Scientists at St. Jude Children's Research Hospital have identified new roles for the retrotransposon LINE-1 in shaping the structure and regulation of cancer genomes. Retrotransposons, often called "jumping genes," are mobile DNA elements that make up a large part of the human genome and can move to different locations within it. This mobility has been linked to diseases such as cancer.
The research team discovered a previously unrecognized class of highly interactive LINE-1 loci—regions in the genome—that affect how cancer genes are expressed by changing the three-dimensional (3D) organization of genetic material inside cells. These findings were published in Cancer Discovery, a journal from the American Association for Cancer Research.
LINE-1 is noted as the most common retrotransposon, with an ability to move itself around within the genome. While this activity is usually suppressed in normal cells, it tends to increase significantly in cancer cells. Although LINE-1’s movement can cause genetic changes thought to drive cancer development, evidence suggests that direct oncogenic mutations caused by these events are relatively rare.
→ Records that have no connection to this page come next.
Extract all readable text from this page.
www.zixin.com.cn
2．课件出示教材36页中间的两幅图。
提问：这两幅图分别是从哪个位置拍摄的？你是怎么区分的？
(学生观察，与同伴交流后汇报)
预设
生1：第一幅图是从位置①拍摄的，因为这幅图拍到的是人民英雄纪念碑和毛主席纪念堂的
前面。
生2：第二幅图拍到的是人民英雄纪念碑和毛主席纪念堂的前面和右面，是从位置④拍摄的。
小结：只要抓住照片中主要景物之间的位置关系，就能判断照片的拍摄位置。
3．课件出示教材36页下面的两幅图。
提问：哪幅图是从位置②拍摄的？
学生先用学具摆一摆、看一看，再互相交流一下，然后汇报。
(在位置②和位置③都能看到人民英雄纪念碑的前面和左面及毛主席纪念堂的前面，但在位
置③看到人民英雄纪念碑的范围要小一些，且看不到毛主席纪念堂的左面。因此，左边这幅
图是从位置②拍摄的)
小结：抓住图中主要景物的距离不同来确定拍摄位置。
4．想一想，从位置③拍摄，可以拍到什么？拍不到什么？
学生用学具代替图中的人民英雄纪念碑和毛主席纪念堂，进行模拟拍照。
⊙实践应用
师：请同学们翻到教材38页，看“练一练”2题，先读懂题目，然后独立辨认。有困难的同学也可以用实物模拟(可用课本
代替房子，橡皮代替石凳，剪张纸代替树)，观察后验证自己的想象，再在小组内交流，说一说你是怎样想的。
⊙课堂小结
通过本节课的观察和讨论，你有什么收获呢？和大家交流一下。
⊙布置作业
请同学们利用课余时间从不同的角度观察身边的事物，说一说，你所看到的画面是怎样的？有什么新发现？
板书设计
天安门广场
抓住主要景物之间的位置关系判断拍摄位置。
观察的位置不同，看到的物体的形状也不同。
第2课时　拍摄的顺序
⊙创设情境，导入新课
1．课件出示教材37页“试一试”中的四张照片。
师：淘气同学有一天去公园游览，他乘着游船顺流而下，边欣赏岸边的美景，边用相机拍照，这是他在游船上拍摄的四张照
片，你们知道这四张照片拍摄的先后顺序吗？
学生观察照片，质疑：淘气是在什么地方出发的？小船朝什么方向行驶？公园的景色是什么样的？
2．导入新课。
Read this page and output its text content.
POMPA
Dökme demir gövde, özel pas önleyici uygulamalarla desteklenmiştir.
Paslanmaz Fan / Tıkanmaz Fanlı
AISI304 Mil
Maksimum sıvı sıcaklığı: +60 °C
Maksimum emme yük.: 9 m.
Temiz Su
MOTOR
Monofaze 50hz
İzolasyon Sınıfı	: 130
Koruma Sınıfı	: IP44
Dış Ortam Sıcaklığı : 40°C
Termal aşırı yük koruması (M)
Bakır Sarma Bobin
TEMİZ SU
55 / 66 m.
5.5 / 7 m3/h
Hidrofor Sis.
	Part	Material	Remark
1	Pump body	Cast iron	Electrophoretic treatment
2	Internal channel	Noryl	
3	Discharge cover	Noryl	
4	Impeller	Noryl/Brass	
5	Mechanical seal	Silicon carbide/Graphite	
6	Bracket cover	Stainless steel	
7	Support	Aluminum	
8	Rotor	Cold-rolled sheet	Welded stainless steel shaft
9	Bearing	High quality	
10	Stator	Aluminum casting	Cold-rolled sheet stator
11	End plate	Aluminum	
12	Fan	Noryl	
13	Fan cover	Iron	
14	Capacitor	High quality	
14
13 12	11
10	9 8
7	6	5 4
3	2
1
"The conundrum is that if this is true, we should see many more oncogenic mutations due to these events," said Jian Xu, PhD, corresponding author and member of the St. Jude Department of Pathology. "However, in both the literature and our analyses, these events are relatively rare. This suggests it can happen, but it may not be a prevalent mechanism for how these retrotransposons drive cancer development."
To explore how abnormal LINE-1 activity contributes to cancer biology beyond causing mutations, Xu's team used a sequencing-based chromatin structure assay capable of reading long stretches of repetitive DNA where retrotransposons reside. This allowed them to study 3D interactions involving LINE-1 elements more closely.
Their research found that RNA produced by younger LINE-1 regions remains attached to chromatin—the complex of DNA and proteins forming chromosomes—and helps bring together distant parts of genetic material within cell nuclei. This reorganization allows for higher expression levels of certain genes involved in driving cancer cell growth.
"Chromatin-associated LINE-1 RNA can recruit specific RNA-binding proteins to assemble high-order chromatin structures at select genomic sites, forming what we call 'HILLs' - highly interactive LINE-1 loci," explained Xu. "In other words, these HILLs act to stitch different parts of the chromatin together to create an environment where oncogenes can be better expressed."
This study indicates that while genetic alterations from LINE-1 movement do occur in cancers, their impact on 3D genome architecture—which supports gene expression relevant for tumor progression—is likely much more significant and widespread among various types of cancer cells examined by researchers.
"In the future, we hope to understand, on a broader scale, how these abundant genomic repetitive elements contribute to cancer phenotypes, including therapy response," said Xu.